For more than three decades, the Connemara Conservancy has been at the forefront of land conservation and environmental education in Texas.
From family farms to conservation-minded residential developments, Connemara works with farmers, ranchers and other landowners as well as city officials and forward-thinking developers to protect over 6,000 acres of land throughout North Texas.
Our service area covers four different eco-regions in 57 counties: Blackland Prairie, Post-Oak Savannah, Cross Timbers and Rolling Plains.
In addition, thousands of students, families and organizations participate in our restoration and environmental education programs each year.
The Connemara Conservancy was founded in 1981 by Frances Williams and her daughter, Amy Monier, as one the first land trusts in Texas.
Ahead of her time, in the mid-1970s Frances became concerned that her family’s farmland on the border of Allen and Plano was in jeopardy of succumbing to urban sprawl moving north from Dallas. When lights of a new Plano football stadium were erected within sight of the family’s farm, Frances realized that development was inevitable. As growth from Dallas surged north and consumed more and more of the Texas landscape, she knew future generations would have less and less access to open spaces.

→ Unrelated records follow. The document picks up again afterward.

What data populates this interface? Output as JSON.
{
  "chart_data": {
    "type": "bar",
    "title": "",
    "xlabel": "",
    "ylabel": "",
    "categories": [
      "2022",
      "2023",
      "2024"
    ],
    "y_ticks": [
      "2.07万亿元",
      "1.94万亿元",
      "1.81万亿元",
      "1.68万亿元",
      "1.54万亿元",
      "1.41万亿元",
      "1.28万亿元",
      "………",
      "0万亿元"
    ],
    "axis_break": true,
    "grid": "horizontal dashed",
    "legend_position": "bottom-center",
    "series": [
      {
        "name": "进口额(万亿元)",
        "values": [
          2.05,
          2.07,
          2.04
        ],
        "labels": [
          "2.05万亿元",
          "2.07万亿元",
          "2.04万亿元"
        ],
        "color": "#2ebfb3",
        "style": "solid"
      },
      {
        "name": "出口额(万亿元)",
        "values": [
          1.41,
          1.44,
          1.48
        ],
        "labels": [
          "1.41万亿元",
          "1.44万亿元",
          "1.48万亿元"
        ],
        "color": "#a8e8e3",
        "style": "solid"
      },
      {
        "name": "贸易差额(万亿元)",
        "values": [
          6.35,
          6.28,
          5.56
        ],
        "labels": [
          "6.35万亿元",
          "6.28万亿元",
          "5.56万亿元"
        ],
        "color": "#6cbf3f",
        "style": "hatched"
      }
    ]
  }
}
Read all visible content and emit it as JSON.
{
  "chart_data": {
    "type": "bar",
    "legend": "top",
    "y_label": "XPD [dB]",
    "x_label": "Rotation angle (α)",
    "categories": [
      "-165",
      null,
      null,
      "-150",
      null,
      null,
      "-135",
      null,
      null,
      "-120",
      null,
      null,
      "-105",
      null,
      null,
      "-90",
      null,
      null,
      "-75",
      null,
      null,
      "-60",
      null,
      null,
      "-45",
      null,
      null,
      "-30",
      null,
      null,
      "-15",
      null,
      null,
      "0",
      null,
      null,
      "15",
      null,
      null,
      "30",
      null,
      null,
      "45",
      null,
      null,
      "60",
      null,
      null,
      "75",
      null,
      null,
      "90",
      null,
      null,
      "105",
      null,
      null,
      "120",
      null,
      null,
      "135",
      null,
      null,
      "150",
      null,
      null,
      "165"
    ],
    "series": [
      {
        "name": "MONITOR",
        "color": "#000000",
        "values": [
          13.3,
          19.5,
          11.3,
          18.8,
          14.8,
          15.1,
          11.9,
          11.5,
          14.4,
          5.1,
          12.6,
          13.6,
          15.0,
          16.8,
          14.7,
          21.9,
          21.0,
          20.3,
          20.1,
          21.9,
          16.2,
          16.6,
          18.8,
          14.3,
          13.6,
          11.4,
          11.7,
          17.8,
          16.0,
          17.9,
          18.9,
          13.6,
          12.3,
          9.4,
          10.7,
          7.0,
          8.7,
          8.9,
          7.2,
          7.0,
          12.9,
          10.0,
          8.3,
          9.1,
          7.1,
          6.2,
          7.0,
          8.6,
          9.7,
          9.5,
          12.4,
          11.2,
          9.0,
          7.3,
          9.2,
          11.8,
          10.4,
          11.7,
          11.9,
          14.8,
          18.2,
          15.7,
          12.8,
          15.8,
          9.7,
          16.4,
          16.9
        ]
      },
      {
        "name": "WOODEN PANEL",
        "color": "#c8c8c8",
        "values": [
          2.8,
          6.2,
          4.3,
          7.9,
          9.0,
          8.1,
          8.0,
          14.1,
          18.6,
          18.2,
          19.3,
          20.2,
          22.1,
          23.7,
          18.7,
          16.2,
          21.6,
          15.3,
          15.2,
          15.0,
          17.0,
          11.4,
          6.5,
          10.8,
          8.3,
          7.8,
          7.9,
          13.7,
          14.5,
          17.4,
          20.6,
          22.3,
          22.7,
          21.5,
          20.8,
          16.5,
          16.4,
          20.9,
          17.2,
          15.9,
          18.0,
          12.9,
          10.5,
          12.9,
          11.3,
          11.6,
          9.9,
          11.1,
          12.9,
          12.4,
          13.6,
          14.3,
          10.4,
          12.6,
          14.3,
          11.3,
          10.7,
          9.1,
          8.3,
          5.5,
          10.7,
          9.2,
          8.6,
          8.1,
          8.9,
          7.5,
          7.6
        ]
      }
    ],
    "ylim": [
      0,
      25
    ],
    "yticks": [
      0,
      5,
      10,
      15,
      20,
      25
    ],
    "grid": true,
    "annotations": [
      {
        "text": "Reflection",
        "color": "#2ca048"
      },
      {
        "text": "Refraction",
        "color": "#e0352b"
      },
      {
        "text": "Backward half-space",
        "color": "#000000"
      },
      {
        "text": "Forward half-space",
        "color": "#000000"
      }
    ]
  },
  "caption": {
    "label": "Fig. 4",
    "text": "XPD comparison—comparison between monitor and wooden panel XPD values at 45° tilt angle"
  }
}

Finally, when a young child visiting the family farm couldn’t identify a pecan, Frances decided it was time to act.
Long a conservationist and political activist, Frances felt that it was her responsibility to preserve, for the public good, at least some of the land that had given her family so much pleasure. With her daughter, Amy, she began researching ways to preserve and protect the land.
After traveling throughout the United States to study what others had done in similar situations they decided to establish one of the state’s first land trusts.
In December 1981, Frances established the Connemara Conservancy. The conservancy was presented with a gift of 72 acres of family land along Rowlett Creek, thus protecting it in perpetuity. To many friends and acquaintances, it seemed a strange decision. With Montgomery Farm surrounded by thousands of acres of open farmland they questioned why Frances would make such a decision. But Frances knew better.
In order to attract “city folk” to enjoy the country, Frances and Amy organized sculpture shows, concerts and other events on the Connemara Meadow. People came from across North Texas to enjoy the open spaces of Connemara.
From that beginning, Connemara has grown to become one of the state’s recognized leaders in land conservation and environmental education, now protecting more than 6,000 acres of open space. And decades later people young and old continue to come to the original 72-acre Connemara Meadow – attracted to an oasis of beauty and serenity in the midst of suburban sprawl where they can be at one with nature. Just as Frances had envisioned they would.
The vision of the Connemara Conservancy Foundation is to become a nationally recognized leader in the protection and conservation of open space and critical habitats in order to improve the quality of life for current and future generations.
Connemara’s mission is to help farmers, ranchers and other landowners as well as developers and local governments protect and conserve important tracts of remaining open space. In addition, Connemara is committed to educating current and future generations on the important role that open space plays in improving our quality of life.